Many algorithms require discriminative boundaries, such as separating hyperplanes or hyperballs, or are specifically designed to work on spherical data. By applying inversive geometry, we show that the two discriminative boundaries can be used interchangeably, and that general Euclidean data can be transformed into spherical data, whenever a change in point distances is acceptable. We provide explicit formulae to embed general Euclidean data into spherical data and to unembed it back.
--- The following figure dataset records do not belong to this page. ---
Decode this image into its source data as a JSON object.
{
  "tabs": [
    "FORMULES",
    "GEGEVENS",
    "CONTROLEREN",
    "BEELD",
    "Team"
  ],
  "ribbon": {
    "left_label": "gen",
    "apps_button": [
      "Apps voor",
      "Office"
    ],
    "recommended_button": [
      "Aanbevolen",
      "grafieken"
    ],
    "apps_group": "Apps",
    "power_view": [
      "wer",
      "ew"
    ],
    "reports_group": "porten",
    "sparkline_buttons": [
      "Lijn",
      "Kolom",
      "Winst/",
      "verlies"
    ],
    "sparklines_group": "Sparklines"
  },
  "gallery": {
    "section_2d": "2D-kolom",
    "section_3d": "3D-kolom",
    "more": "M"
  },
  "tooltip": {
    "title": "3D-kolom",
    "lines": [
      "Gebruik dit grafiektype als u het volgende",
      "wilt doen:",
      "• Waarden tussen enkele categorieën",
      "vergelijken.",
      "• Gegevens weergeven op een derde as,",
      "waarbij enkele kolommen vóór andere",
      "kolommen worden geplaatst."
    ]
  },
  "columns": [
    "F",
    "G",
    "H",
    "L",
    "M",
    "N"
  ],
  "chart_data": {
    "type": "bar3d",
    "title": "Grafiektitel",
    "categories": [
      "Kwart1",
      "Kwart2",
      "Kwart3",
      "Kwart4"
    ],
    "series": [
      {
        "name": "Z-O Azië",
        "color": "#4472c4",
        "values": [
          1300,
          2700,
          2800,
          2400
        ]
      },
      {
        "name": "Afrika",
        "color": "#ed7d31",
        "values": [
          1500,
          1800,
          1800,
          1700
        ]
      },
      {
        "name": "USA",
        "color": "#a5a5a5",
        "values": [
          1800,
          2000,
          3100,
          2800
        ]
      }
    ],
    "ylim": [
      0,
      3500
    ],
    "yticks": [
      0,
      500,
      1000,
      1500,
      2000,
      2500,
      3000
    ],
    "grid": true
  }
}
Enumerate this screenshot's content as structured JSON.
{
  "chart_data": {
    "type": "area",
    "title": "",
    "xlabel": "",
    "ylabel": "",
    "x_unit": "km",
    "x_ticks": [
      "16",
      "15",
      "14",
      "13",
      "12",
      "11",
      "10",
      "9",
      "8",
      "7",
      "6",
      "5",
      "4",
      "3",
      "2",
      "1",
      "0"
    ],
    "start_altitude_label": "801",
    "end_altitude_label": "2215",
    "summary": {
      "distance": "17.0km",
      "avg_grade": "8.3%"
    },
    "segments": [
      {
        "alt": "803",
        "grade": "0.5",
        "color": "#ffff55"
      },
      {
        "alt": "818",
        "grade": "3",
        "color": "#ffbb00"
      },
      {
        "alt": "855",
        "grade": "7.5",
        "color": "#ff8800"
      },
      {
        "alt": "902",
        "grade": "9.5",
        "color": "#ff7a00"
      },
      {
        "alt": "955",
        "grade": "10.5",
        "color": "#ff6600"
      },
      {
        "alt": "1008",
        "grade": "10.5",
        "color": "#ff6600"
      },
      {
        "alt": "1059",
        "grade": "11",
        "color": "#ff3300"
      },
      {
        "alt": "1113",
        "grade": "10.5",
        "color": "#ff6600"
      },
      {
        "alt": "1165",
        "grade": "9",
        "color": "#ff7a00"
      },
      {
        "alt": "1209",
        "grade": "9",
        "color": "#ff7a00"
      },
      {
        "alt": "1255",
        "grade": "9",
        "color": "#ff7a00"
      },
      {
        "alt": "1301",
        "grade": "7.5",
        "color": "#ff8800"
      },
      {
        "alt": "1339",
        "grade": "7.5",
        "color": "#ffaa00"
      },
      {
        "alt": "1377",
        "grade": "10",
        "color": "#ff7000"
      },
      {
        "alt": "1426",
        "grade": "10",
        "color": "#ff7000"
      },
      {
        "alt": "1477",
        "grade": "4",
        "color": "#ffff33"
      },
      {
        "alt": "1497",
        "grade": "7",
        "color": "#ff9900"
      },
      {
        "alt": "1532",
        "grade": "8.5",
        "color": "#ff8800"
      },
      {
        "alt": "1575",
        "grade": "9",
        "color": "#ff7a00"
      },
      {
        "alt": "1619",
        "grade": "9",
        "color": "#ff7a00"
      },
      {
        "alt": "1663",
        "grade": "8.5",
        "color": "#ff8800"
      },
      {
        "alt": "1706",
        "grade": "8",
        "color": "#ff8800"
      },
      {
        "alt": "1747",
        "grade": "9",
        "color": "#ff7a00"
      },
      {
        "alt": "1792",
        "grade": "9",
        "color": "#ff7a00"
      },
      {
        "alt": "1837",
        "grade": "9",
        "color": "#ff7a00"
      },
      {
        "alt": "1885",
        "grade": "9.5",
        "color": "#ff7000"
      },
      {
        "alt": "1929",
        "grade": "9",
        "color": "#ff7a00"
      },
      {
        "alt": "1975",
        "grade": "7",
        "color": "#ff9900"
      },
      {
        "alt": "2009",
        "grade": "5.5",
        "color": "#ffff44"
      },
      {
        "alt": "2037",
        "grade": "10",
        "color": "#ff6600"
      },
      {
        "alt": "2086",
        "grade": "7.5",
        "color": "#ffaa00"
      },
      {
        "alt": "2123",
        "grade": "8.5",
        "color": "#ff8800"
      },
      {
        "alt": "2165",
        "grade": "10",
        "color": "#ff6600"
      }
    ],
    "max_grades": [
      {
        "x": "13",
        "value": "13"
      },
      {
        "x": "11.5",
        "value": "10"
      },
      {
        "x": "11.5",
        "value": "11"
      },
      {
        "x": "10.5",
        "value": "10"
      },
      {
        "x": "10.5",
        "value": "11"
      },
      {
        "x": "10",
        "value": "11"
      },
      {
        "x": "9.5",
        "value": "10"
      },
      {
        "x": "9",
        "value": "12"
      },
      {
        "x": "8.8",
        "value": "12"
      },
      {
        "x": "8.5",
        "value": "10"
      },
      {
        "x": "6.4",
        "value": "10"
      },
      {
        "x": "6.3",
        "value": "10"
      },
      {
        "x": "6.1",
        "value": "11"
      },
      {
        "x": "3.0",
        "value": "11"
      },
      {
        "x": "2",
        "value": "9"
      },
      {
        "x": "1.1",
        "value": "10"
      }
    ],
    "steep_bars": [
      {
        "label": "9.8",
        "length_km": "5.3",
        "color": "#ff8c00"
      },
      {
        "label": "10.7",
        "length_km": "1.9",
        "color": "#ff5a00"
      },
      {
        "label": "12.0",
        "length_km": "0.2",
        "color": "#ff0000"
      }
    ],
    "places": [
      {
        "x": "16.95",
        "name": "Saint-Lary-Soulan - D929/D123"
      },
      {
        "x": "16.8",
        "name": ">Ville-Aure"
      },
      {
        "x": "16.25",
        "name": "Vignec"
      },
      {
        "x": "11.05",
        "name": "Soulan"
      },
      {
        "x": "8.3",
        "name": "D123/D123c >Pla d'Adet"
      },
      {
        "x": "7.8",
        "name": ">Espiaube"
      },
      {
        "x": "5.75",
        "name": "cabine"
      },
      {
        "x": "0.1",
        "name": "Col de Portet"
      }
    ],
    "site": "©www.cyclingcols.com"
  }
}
We further show a duality between hyperspherical caps, i.e., the volume created by a separating hyperplane on spherical data, and hyperballs and provide explicit formulae to map between the two. We further provide equations to translate inner products and Euclidean distances between the two spaces, to avoid explicit embedding and unembedding. We also provide a method to enforce projections of the general Euclidean space onto hemi-hyperspheres and propose an intrinsic dimensionality based method to obtain "all-purpose" parameters. To show the usefulness of the cap-ball-duality, we discuss example applications in machine learning and vector similarity search.

翻译：许多算法需要判别边界，例如分离超平面或超球体，或者专门设计用于处理球形数据。通过应用反演几何，我们证明这两种判别边界可以互换使用，并且当点距离的变化可接受时，一般欧几里得数据可以转化为球形数据。我们提供了将一般欧几里得数据嵌入球形数据及反向解嵌的显式公式。我们进一步证明了超球冠（即由分离超平面在球形数据上创建的体积）与超球体之间的对偶关系，并给出了两者间映射的显式公式。我们还提供了两个空间之间内积和欧几里得距离的转换方程，以避免显式嵌入和解嵌操作。此外，我们提出了一种将一般欧几里得空间投影到半球超球面的方法，并基于本征维度提出了获取"通用"参数的方法。为展示球冠-球体对偶性的实用性，我们讨论了其在机器学习和向量相似性搜索中的示例应用。